If you’re a Doctor Who fan, you know that the term “fixed points” refers to events in history that cannot be altered, not even by the Doctor.
In this exercise, I define “fixed points” as the scenes or story elements that the author knows in her/his heart of hearts are truly essential. Changing these scenes or elements would mean writing a different story.
I haven’t tried it, but I suspect the Fixed or Fluid exercise could be fruitfully applied to nonfiction, perhaps even poetry.
We start the darling hunt by identifying what we are not hunting, what isn’t fair game.
Step 1. List the scenes you know must be in your story. (Or elements, points or images that have to be in your essay, chapter or poem.) Don’t look back at your draft, notes, outlines or anything else. Off the top of your head, what points are fixed in the time and space of your story?
Because you’re not looking at your draft or outlines, you’re not trying narrow your choices from a big field. You aren’t deleting. Instead, you create a list out of nothing. That keeps the number of fixed points reasonable.

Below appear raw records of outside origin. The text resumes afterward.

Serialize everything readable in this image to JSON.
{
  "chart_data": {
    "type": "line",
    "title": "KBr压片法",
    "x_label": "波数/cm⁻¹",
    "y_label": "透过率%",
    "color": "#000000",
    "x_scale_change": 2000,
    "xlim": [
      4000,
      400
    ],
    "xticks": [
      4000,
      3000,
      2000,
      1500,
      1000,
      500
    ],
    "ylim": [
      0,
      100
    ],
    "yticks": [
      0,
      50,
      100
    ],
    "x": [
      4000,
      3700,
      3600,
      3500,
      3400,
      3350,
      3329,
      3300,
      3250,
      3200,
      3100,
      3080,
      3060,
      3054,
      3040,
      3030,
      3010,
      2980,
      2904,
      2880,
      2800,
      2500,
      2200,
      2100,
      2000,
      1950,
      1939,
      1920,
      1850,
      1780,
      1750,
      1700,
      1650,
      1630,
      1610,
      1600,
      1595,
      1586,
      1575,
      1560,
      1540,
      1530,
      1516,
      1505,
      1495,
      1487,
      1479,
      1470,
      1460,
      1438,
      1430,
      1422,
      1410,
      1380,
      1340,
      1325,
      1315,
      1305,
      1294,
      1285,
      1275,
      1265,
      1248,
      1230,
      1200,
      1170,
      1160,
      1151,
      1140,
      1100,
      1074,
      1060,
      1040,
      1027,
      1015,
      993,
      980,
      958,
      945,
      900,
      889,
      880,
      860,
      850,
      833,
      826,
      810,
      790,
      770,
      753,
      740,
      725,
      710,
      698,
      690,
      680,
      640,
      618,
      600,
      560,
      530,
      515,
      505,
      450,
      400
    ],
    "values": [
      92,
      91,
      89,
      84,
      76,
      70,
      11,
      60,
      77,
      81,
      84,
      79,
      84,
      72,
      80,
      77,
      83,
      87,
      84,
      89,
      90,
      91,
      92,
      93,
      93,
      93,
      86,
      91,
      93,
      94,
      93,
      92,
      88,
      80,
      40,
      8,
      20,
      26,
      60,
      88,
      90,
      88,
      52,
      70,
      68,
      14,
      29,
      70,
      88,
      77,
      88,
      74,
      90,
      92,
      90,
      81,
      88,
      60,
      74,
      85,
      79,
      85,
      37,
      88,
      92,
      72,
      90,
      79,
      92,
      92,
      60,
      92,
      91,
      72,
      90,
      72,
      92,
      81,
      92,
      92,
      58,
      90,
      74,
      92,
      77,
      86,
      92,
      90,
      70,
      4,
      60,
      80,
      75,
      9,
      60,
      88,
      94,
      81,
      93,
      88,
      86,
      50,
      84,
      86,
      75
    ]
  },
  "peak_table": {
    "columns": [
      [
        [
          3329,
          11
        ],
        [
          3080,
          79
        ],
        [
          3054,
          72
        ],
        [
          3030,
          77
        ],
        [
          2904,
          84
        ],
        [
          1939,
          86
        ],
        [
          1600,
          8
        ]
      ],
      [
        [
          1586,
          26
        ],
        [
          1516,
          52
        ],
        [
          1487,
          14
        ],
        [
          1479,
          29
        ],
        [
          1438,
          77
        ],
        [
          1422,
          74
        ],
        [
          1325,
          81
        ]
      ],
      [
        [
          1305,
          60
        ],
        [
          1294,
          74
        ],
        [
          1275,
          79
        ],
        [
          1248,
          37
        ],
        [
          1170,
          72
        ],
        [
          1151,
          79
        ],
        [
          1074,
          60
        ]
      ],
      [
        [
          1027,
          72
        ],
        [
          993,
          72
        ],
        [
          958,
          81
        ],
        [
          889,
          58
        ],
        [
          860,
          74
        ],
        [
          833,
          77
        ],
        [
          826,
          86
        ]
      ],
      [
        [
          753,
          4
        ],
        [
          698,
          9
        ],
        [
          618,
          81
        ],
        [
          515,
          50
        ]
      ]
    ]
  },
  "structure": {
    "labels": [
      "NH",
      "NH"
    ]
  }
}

Step 2. Everything that is not on the Fixed list up for grabs. By definition, anything that is not a fixed point is fluid and can be changed.
Step 3. Explore, brainstorm, dreamstorm, freewrite, draft or journal what could be changed IF you were to change a particular scene or chapter. Don’t worry about how you’d change anything yet, don’t worry about what other changes this change could trigger.
This step is all hypothetical. You are not committing making any of these changes. Think of this as creativity test — instead listing different ways to use a brick, you imagine how many other ways a particular scene could go.
Step 4. Set the results from Step 3 aside. Don’t think about them. Alright, at least try to not think about those other possibilities.
Step 5. A couple of days later, go darling hunting in your draft. Yes, you still have tough decisions to make about what actually needs to go and what needs to be refined (and how). But you will have unconsciously detached from some of your assumptions and the darlings will be easy to spot.
Step 6. When you find your darlings, be merciless.